Payroll processor ADP says annual pay up nearly 8%

By , Columbian staff writer

Washington employees’ wages are on the rise, according to a report from payroll processor ADP.

ADP National Employment Report’s Pay Insights for last month showed the state’s annual pay increased 7.9 percent compared with March 2022. The median annual pay was $60,200 as of March, with half of state salaries above and half below that amount, for workers who have been in their positions for the past 12 months, according to the report.

The increase is very near the 8 percent inflation rate that the Seattle-Tacoma-Bellevue area has seen over the past 12 months, according to the Consumer Price Index.

It’s also close to the 8.66 percent increase that the Washington minimum wage rose by in January.
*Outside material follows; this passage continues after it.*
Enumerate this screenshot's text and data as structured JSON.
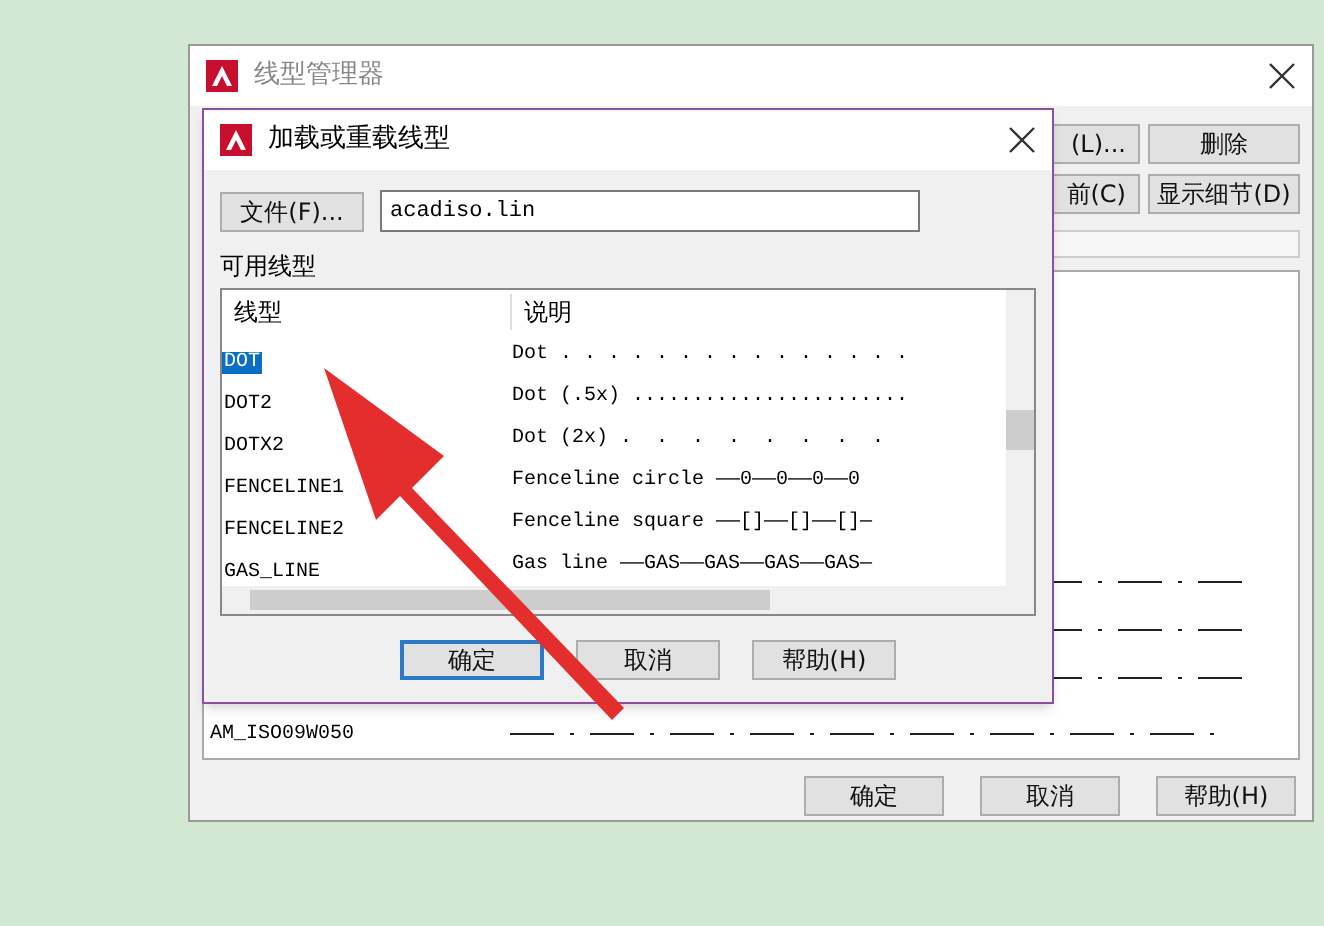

In addition to the minimum wage, the state’s minimum salary requirement for nonexempt employees increased to $57,293.60 per year for small employers and $65,478.40 per year for large employers.

Regional economist Scott Bailey was skeptical of the employment estimates from ADP, saying that the company’s numbers continue to differ from estimates from the Bureau of Labor Statistics.

Full-time worker wages in Washington, Bailey said, have increased faster than inflation, according to statistics from the Washington Employment Security Department. This hasn’t been true nationwide, he added.

The state’s median hourly wage in the second quarter of 2022 was $30.18, or $62,774 annually, said Bailey. It rose to $31.98, or $66,518 annually, in the second quarter 2022 — an increase of 6.1 percent. The inflation rate during that time was 6.6 percent. This data is derived from about 4 million wage records provided each quarter by employers.

“This may be because lower-wage jobs have grown faster than higher-wage jobs,” said Bailey, adding that lower-wage jobs were in general hit harder in the 2020 downturn.

“It will be higher for people who have been in their job for a year because there’s more turnover in lower-wage jobs,” noted Bailey.

Bailey said ADP’s sample is “in general not representative of the labor market as a whole.”

The company underestimated jobs through 2019, he added.

“Note that initial BLS estimates are based on a survey and so subject to sample error, but these estimates have been benchmarked to employment reports from all employers,” said Bailey. “The monthly change numbers are off, and the trend is off. The former could be forgiven if the trend was accurate, but it’s not.”

ADP’s report showed Washington was on the higher end of median annual salaries in the country, behind Washington, D.C., Massachusetts, Virginia, North Dakota, New Jersey, New York, Colorado, Maryland, Alaska and Nebraska.

ADP Pay Insights uses payroll transactions to gather its data. ADP is a major payroll processor around the nation. According to the report, its year-over-year change data is gathered from almost 10 million employees across a period of one year. Payroll data from about 17 million American jobs are used to estimate the annual pay cited, it noted.

The data includes both salary and wage employees, with salary employees making up 39 percent of the sample and wage employees making up the other 61 percent. The report tracks gross pay and uses the location of the job, not the location of the worker.